# Nice review BRP SC18V2M !!!!



## BudBartos (Jan 1, 1970)

Here is a nice blog on the SC18V2M check it out :thumbsup:

http://beaturacing.blogspot.com/2010/02/brp-118th-rc-pan-car-old-skool-is-new.html


----------



## Donald Deutsch (Sep 29, 2001)

That was neat, how much did you have to pay him. JUST KIDDING, the man is right. Anybody who runs one knows they are great fun.


----------



## Magz02 (Sep 28, 2008)

Very cool!!

And like the rest of us...... he is actually enjoying it and going fast ALL while leaving the wallet alone!!!

The only thing he forgot to mention was the fact of the sale doesn't end at shipment!!

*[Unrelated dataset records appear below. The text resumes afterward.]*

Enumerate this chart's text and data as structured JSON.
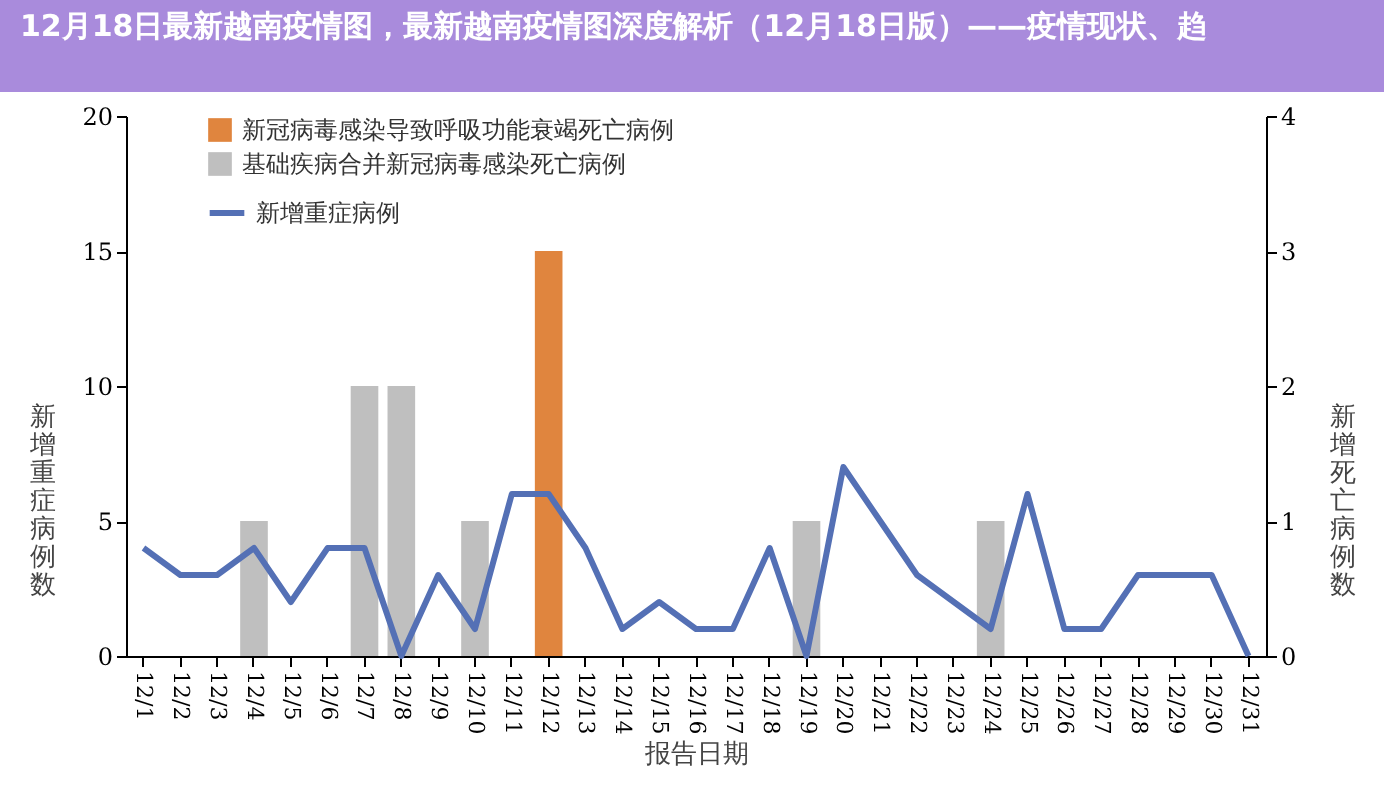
{
  "chart_data": {
    "type": "bar",
    "title": "12月18日最新越南疫情图，最新越南疫情图深度解析（12月18日版）——疫情现状、趋",
    "xlabel": "报告日期",
    "ylabel": "新增重症病例数",
    "y2label": "新增死亡病例数",
    "categories": [
      "12/1",
      "12/2",
      "12/3",
      "12/4",
      "12/5",
      "12/6",
      "12/7",
      "12/8",
      "12/9",
      "12/10",
      "12/11",
      "12/12",
      "12/13",
      "12/14",
      "12/15",
      "12/16",
      "12/17",
      "12/18",
      "12/19",
      "12/20",
      "12/21",
      "12/22",
      "12/23",
      "12/24",
      "12/25",
      "12/26",
      "12/27",
      "12/28",
      "12/29",
      "12/30",
      "12/31"
    ],
    "series": [
      {
        "name": "新冠病毒感染导致呼吸功能衰竭死亡病例",
        "axis": "y2",
        "color": "#e0853e",
        "values": [
          null,
          null,
          null,
          null,
          null,
          null,
          null,
          null,
          null,
          null,
          null,
          3,
          null,
          null,
          null,
          null,
          null,
          null,
          null,
          null,
          null,
          null,
          null,
          null,
          null,
          null,
          null,
          null,
          null,
          null,
          null
        ]
      },
      {
        "name": "基础疾病合并新冠病毒感染死亡病例",
        "axis": "y2",
        "color": "#bfbfbf",
        "values": [
          null,
          null,
          null,
          1,
          null,
          null,
          2,
          2,
          null,
          1,
          null,
          null,
          null,
          null,
          null,
          null,
          null,
          null,
          1,
          null,
          null,
          null,
          null,
          1,
          null,
          null,
          null,
          null,
          null,
          null,
          null
        ]
      },
      {
        "name": "新增重症病例",
        "type": "line",
        "axis": "y",
        "color": "#5470b5",
        "values": [
          4,
          3,
          3,
          4,
          2,
          4,
          4,
          0,
          3,
          1,
          6,
          6,
          4,
          1,
          2,
          1,
          1,
          4,
          0,
          7,
          5,
          3,
          2,
          1,
          6,
          1,
          1,
          3,
          3,
          3,
          0
        ]
      }
    ],
    "ylim": [
      0,
      20
    ],
    "yticks": [
      0,
      5,
      10,
      15,
      20
    ],
    "y2lim": [
      0,
      4
    ],
    "y2ticks": [
      0,
      1,
      2,
      3,
      4
    ],
    "legend": "top left",
    "marker": "none",
    "line_style": "solid",
    "grid": false
  }
}
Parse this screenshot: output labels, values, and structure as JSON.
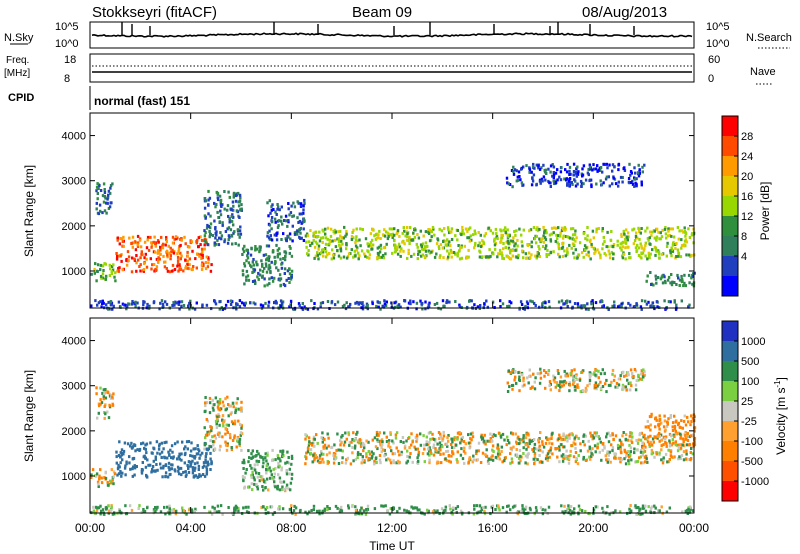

Got a problem with your kit.. Bud will straighten you out in a hurry!!

ALWAYS HAS!!:thumbsup:


----------



## BudBartos (Jan 1, 1970)

Donald Deutsch said:


> That was neat, how much did you have to pay him. JUST KIDDING, the man is right. Anybody who runs one knows they are great fun.


He bought it off the web site :thumbsup:


----------



## ecoastrc (Mar 25, 2007)

Sweeeeet!!!!!!!!!!!


----------